A factory worker received a double fracture to one of his fingers after his hand was drawn into an unguarded rotating part of a chained conveyor.

Robert Smith, 55, was working as a machine operator for Metal Containers Ltd at the firm’s factory in Burton-upon-Trent. The company produces industrial containers and Mr Smith was feeding metal lids into a machine, which processes them for lacquering, when the incident took place on 29 March 2008.

The lids are placed on to a conveyor and are sprayed with lacquer. They then roll on to another conveyor, where they are lifted by wickets and placed in an oven, so that the lacquer can bake. On occasions the wickets failed to take hold of the lids properly, causing them to become jammed inside the oven entrance. When this happens a trip switch is triggered, which switches off the oven but does not cut the power to the conveyors.

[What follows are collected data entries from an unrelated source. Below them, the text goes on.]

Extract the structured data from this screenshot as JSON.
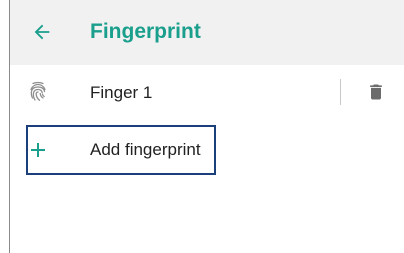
{
  "header": {
    "title": "Fingerprint",
    "back_icon": "arrow-left-icon",
    "accent_color": "#1a9f8d"
  },
  "fingerprints": [
    {
      "label": "Finger 1",
      "icon": "fingerprint-icon",
      "action_icon": "trash-icon"
    }
  ],
  "add": {
    "label": "Add fingerprint",
    "icon": "plus-icon",
    "focus_color": "#1b3f7a"
  }
}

At the time of the incident Mr Smith was trying to clear a backlog of seven lids, which had built up and was blocking the machine. He removed the lids and, as the lacquer had run, placed them back on the conveyor belt to be re-sprayed. But, as he moved the lid that was closest to the oven, his right hand was pulled into the chain sprocket at the end of the conveyor. He was able to free his hand from the protective glove he was wearing before it was drawn in any further. He required treatment for two fractures to his middle finger, the nail of which had been removed by the force of the machine.

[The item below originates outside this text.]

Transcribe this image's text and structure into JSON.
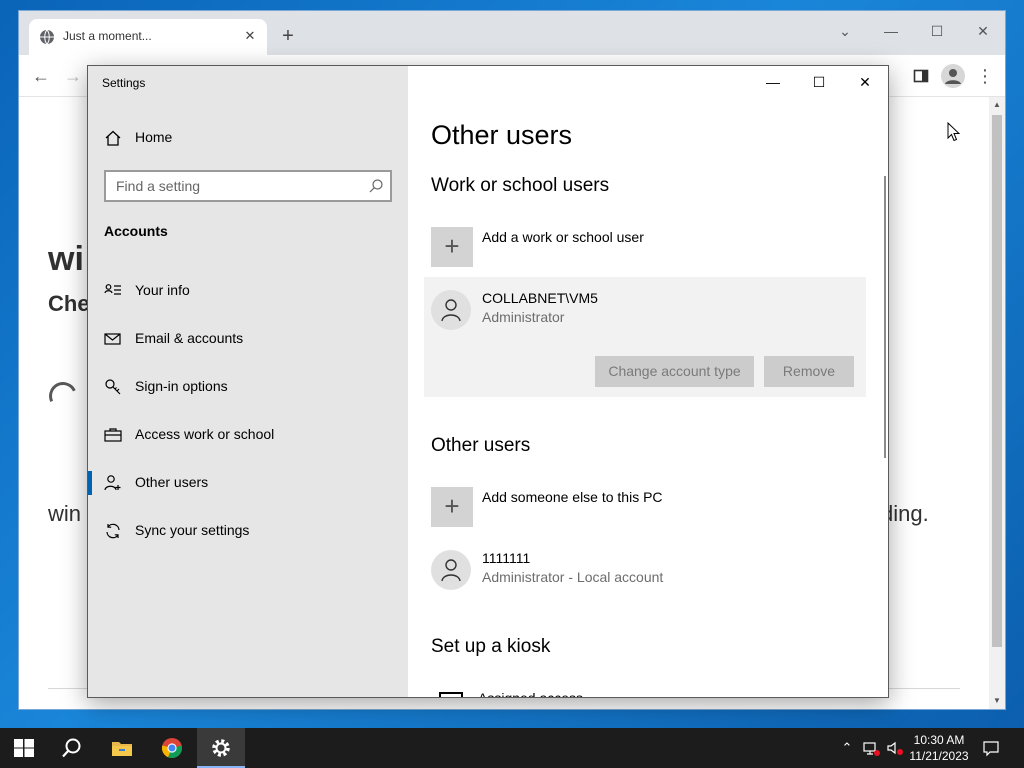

Metal Containers Ltd appeared at Burton Magistrates’ Court on 8 June and pleaded guilty to breaching reg.3(1) of the MHSWR 1999 — fine £2000, and s2(1) of the HSWA 1974 — fine £5000. It also had to pay full costs of £5735.

The firm entered an early guilty plea and has no previous convictions. Since the incident, it has installed perimeter fencing around the conveyor, which cuts power to all parts of the machine when the access gate is opened.

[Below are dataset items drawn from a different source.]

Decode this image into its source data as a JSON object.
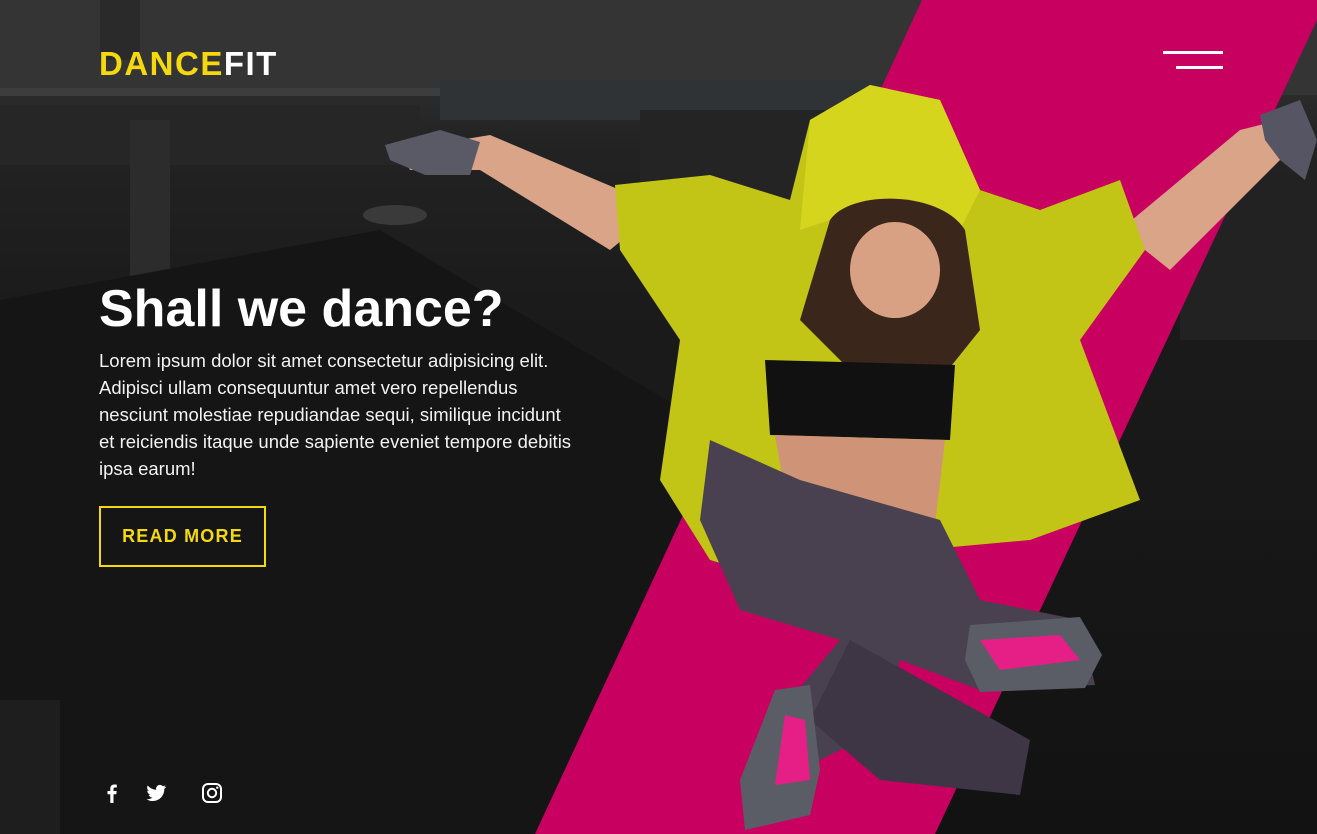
{
  "brand": {
    "part1": "DANCE",
    "part2": "FIT"
  },
  "colors": {
    "accent_yellow": "#f5d90f",
    "stripe_magenta": "#c8005f",
    "background": "#141414"
  },
  "nav": {
    "menu_icon": "hamburger-menu-icon"
  },
  "hero": {
    "title": "Shall we dance?",
    "body": "Lorem ipsum dolor sit amet consectetur adipisicing elit. Adipisci ullam consequuntur amet vero repellendus nesciunt molestiae repudiandae sequi, similique incidunt et reiciendis itaque unde sapiente eveniet tempore debitis ipsa earum!",
    "cta_label": "READ MORE"
  },
  "social": {
    "icons": [
      "facebook-icon",
      "twitter-icon",
      "instagram-icon"
    ]
  }
}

HSE inspector, Lyn Spooner, said: “The dangers of using machines without suitable safeguards are well known and long-established. Serious injuries such as amputation can result when limbs, or parts of limbs, become trapped by moving parts, so it is fortunate that, in this case, injuries were not more severe.
“Allowing machines to be operated without suitable and appropriate guards blatantly ignores the safety of employees and is a fundamental failure by the company.
“HSE publishes Approved Codes of Practice, guidance and information leaflets to give practical advice on machinery guarding. There is no excuse for duty-holders failing to control risks and protect employees.”